I just received an alert from my monitoring stack that my app is down in LHR region. There don’t appear to be any logs showing any sort of errors, the instance has just “gone”. Trying to restart the app or deploy a new version doesn’t seem to fix anything and the status of the deployment just remains in the “desired” state. Any help would be much appreciated!
App
Name = reddilert
Owner = personal
Version = 131
Status = pending
Hostname = reddilert.fly.dev
Platform = nomad
Deployment Status
ID = fbcb8922-34aa-e5e0-b62a-01f3929e3910
Version = v131
Status = running
Description = Deployment is running
Instances = 1 desired, 0 placed, 0 healthy, 0 unhealthy
Instances
ID PROCESS VERSION REGION DESIRED STATUS HEALTH CHECKS RESTARTS CREATED
One of our servers in LHR had an issue that took a while to resolve.
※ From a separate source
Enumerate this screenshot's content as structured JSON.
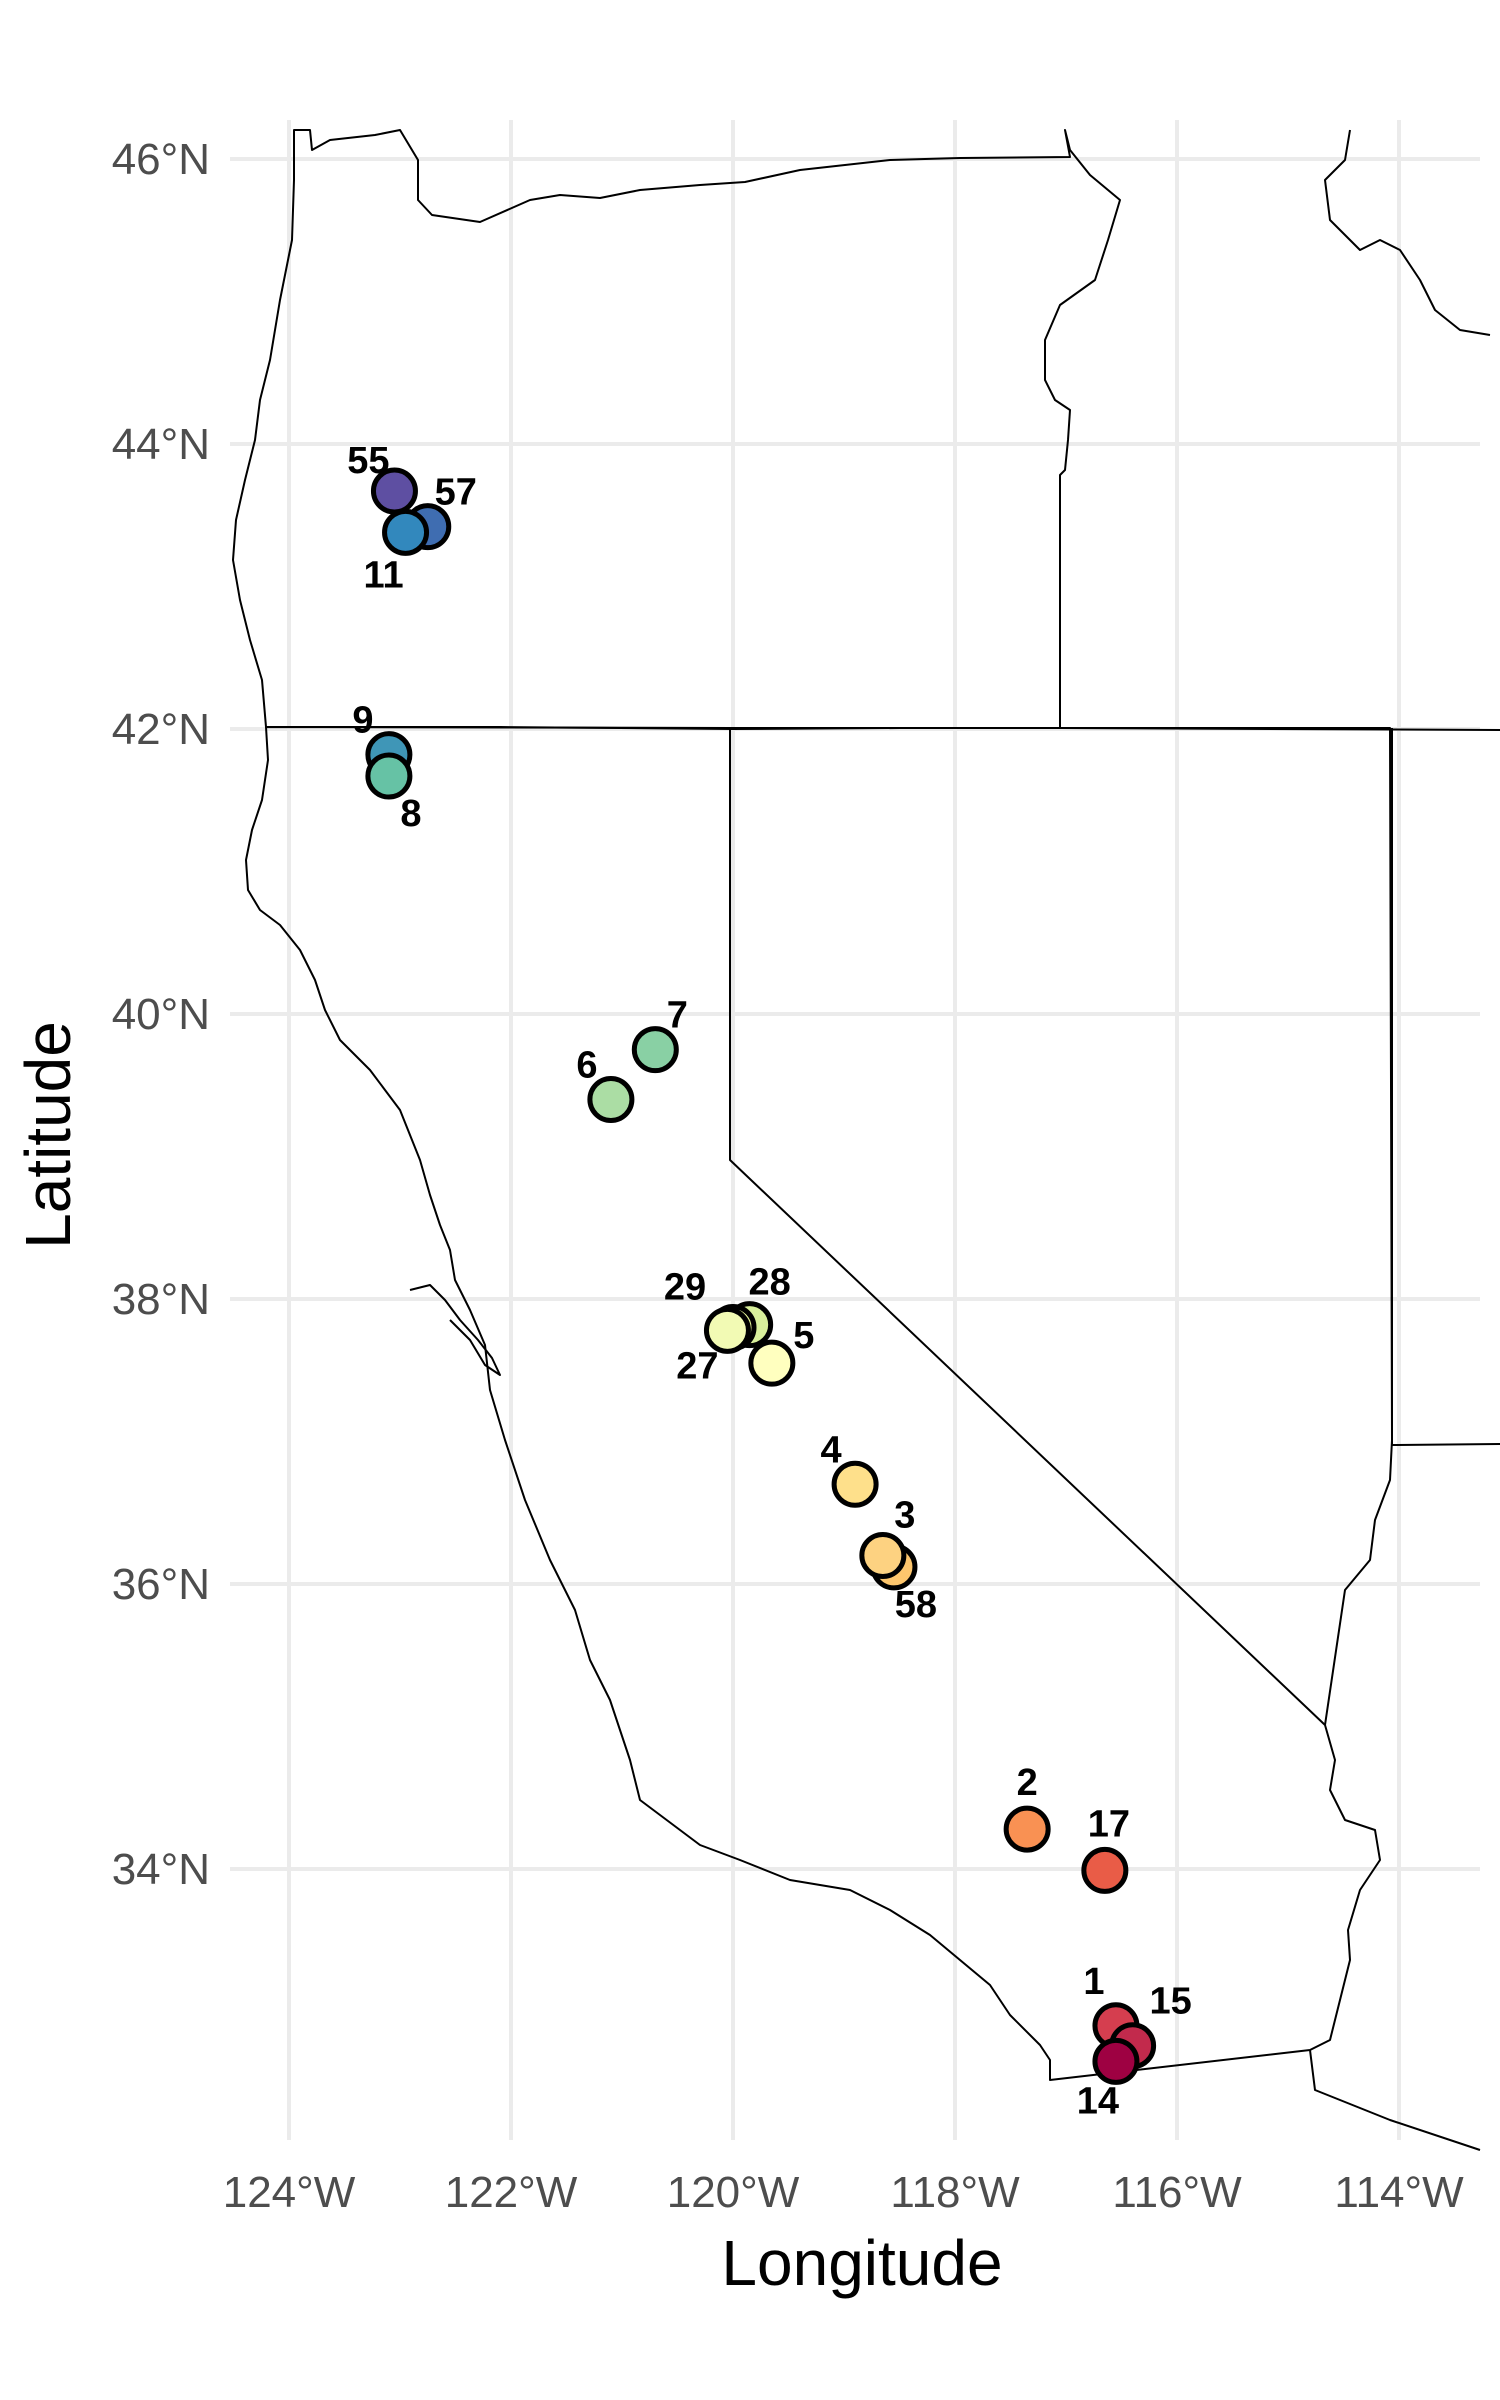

It was unfortunately the host where your app and volume reside. It’s back up and running again now and your app should be working again.
Sorry for the problems! If you can deploy your app in an HA manner with multiple instances they should all get placed on different hardware which would alleviate single host failures like this in the future (our servers don’t go down often, but it happens!)
This affected me too as my monitor shows that my site in LHR was down for about 20 mins. I’m not too bothered as my site isn’t live.
However, @steveberryman how come nothing shows on fly’s status page for this? Is there a threshold before it would be recorded as an “official” outage?
If I keep a scale count of 1 for my application but added an extra region, would my app have restarted automatically on an instance in the other region during the issue that LHR was having?